Saturday, June 07, 2008

Andere Gesetze der Alpenrepublik? Deutsche Medien zur "Wetten dass..?"-Entscheidung des BKS

Die "Wetten dass ..?"-Entscheidung des Bundeskommunikationssenates hat nun - eineinhalb Wochen nach der Veröffentlichung - auch die deutschen Medien erreicht (online zB Spiegel, Welt, Netzeitung, DerWesten (WAZ-Portal), Kölnische Rundschau, Frankfurter Rundschau, Sächsische Zeitung). Der Unterschied zwischen Werbung und Schleichwerbung ist dabei gelegentlich verlorengegangen; hinzugekommen ist, dass in der "Alpenrepublik" (gemeint: Österreich) angeblich "andere Gesetze" gelten würden.

Ausgangspunkt der meisten Berichte ist eine Agenturmeldung (im Wortlaut zB hier), an der gar nicht viel falsch ist (ein nicht existentes "Bundeskommunikationsamt" sollte allerdings auch die dpa besser nicht zitieren). Und dann kommen Schlagzeilen-Redakteure, die einmal eine "Strafe für Werbe-Verstoß" (focus) erfinden (das wäre zwar denkbar, war aber nicht der Fall), und ein andermal "unerlaubte Schleichwerbung" (Welt Online) oder einen "Schleichwerbungsvorwurf" (SpiegelOnline) behaupten. Nett ist auch, dass SpiegelOnline von "Schleichwerbung für einen guten Zweck" schreibt, also offensichtlich den Autohersteller Audi für einen guten Zweck hält (was aber in Deutschland vielleicht gar nicht so absurd scheinen mag).

Schleichwerbung hat allerdings der Bundeskommunikationssenat nicht festgestellt, sondern Werbung, die unzulässiger Weise nicht ausreichend von anderen Programmteilen getrennt war.

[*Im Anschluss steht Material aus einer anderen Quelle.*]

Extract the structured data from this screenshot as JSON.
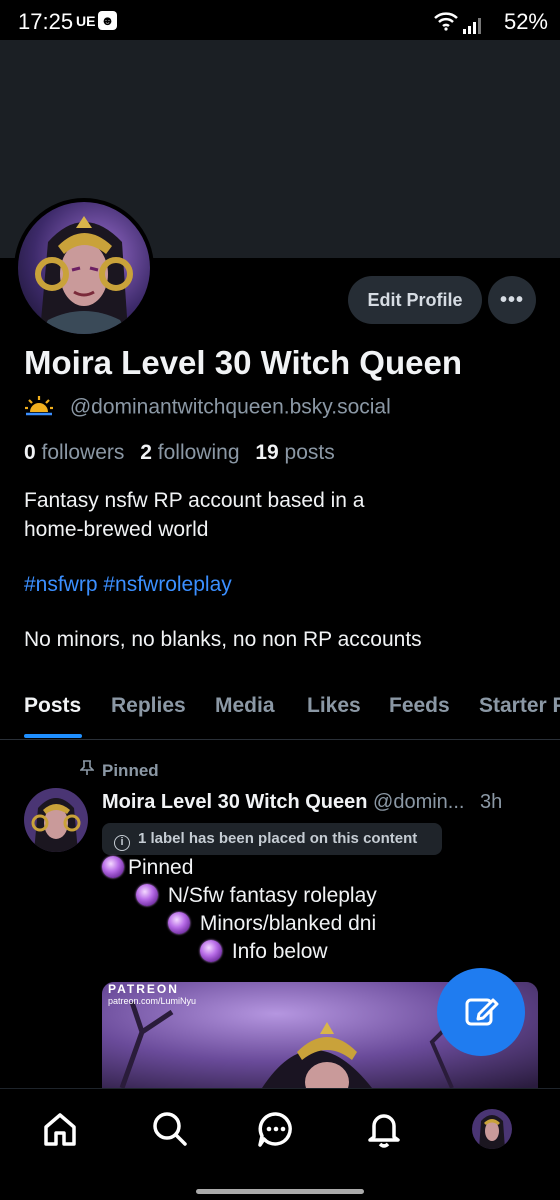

Nun sollte man zwar als Journalist den Unterschied zwischen Schleichwerbung und anderer Werbung kennen; da aber "Wetten dass" bisher eher mit Schleichwerbung in Verbindung gebracht wurde, mag man diesen Fehler vielleicht nachsehen. Schon weniger Verständnis habe ich allerdings für Behauptungen, die weder auf Recherche noch auf eigener Sachkenntnis beruhen.

Wenn Spiegel Online über die Gottschalk'sche Autowerbung schreibt "In Deutschland ist das rechtens, in Österreich nicht", dann ist das natürlich Nonsens. Die Bestimmungen über die Trennung zwischen Werbung und anderen Programmteilen gehen auf die Richtlinie Fernsehen ohne Grenzen (nun: Richtlinie über audiovisuelle Mediendienste) zurück, in deren Artikel 10 es heißt:

"Fernsehwerbung und Teleshopping müssen als solche klar erkennbar und durch optische und/oder akustische Mittel eindeutig von anderen Programmteilen getrennt sein." [Neufassung in der AVMD-RL: "Fernsehwerbung und Teleshopping müssen als solche leicht erkennbar und vom redaktionellen Inhalt unterscheidbar sein."]

Diese Richtlinienbestimmung wurde praktisch wörtlich sowohl in Deutschland (§ 7 Abs 3 Rundfunkstaatsvertrag) als auch in Österreich (§ 13 Abs 3 ORF-Gesetz) umgesetzt. Die materielle Rechtslage zur Trennung von Werbung und anderem Programm ist daher in Österreich und Deutschland gleich (für Deutschland wäre noch zu beachten, dass Werbung für den ZDF nach 20.00 Uhr überhaupt unzulässig ist). Auch Schleichwerbung ist übrigens in Österreich und Deutschland gleich definiert (§ 14 Abs 2 ORF-G, § 2 Abs 2 Z 6 RfStV) und gleichermaßen unzulässig (§ 14 Abs 2 ORF-G, § 7 Abs 6 RfStV).

Dass in Deutschland daher andere Gesetze gelten würden als in der "Alpenrepublik", wie dies SpiegelOnline behauptet, stimmt daher zwar formal, nicht aber materiell (die Kölnische Rundschau hat ordentlich recherchiert und ist auch zu diesem Ergebnis gekommen).

Wie effektiv die EU-Mitgliedstaaten die Einhaltung der Werbebestimmungen der AVMD-RL sicherstellen, wird übrigens bald im Auftrag der Europäischen Kommission näher evaluiert werden. Bei dem vor kurzem ausgeschriebenen Auftrag (siehe auch hier) für ein entsprechendes compliance monitoring geht es immerhin um ein geschätztes Auftragsvolumen von 2,5 Mio Euro (exkl MwSt).